How to find strings in between via Regex in ruby?

Question

I have a string like "(\n \"FOR SALE\"", so I need to use regular expression to only catch the FOR SALE value. So I used this regular expression /\"(.*?)\\/ in gsub to catch the string but I don't get any result.

"(\n    \"FOR SALE\"".gsub!("/\"(.*?)\\/",'')
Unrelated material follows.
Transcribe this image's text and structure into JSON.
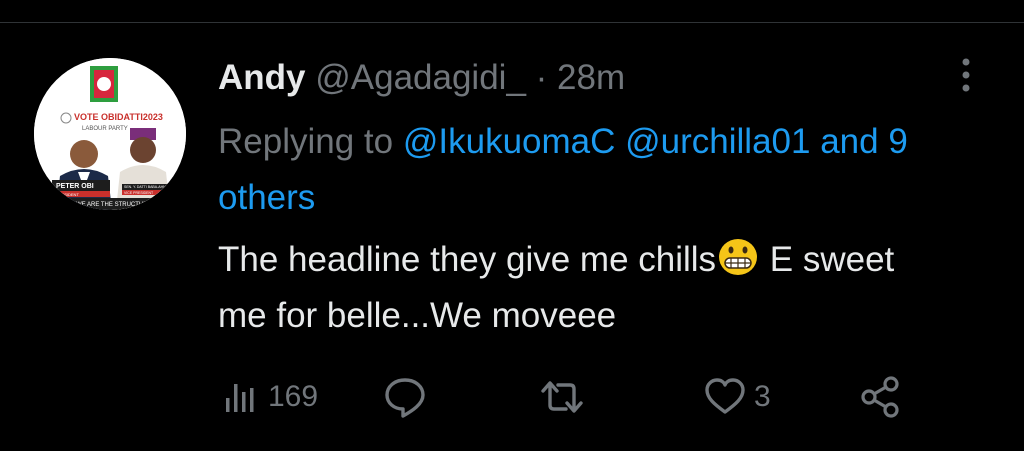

But I keep getting null result.

Answer 1

I think this will work specifically in your case

print "(\n    \"FOR SALE\"".match(/\"(.*)\"/)

Answer 2

If you want whatever is between the first two double quotes, provided there are are at least two, you could do this:

r = /
    (?<=\") # match a double quote in a positive lookbehind
    .*?     # match any number of any character, lazily
    (?=\")  # match a double quote in a positive looklookahead
    /x      # define this regex in extended mode

"(\n    \"FOR SALE\""[r] #=> "FOR SALE"

Alternatively, you could replace the positive lookbehind with \K:

r = /
    \"      # match a double quote
    \K      # forget everything matched so far
    .*?     # match any number of any character, lazily
    (?=\")  # match a double quote in a positive looklookahead
    /x      # define this regex in extended mode

Answer 3

Try this:

> s = "(\n \"FOR SALE\""
> s[/"(.*?)"/m, 1]
#=> "FOR SALE"

Answer 4

In double quoted strings, \" is the escape sequence for the double quote character ", there are not backslash in the original string.

To catch the part between the double quotes, use:

"(\n    \"FOR SALE\"".match(/"(.*?)"/)[1]
# => "FOR SALE"

Answer 5

There are no backslashes in original input. You can use:

print "(\n    \"FOR SALE\"".gsub!(/"(.*?)"/, '')

Output:

"(\n    " 

Or else use:

print "(\n    \\\"FOR SALE\\\"".gsub!(/\\"(.*?)\\"/, '')

Where \\\" will place \" in original input.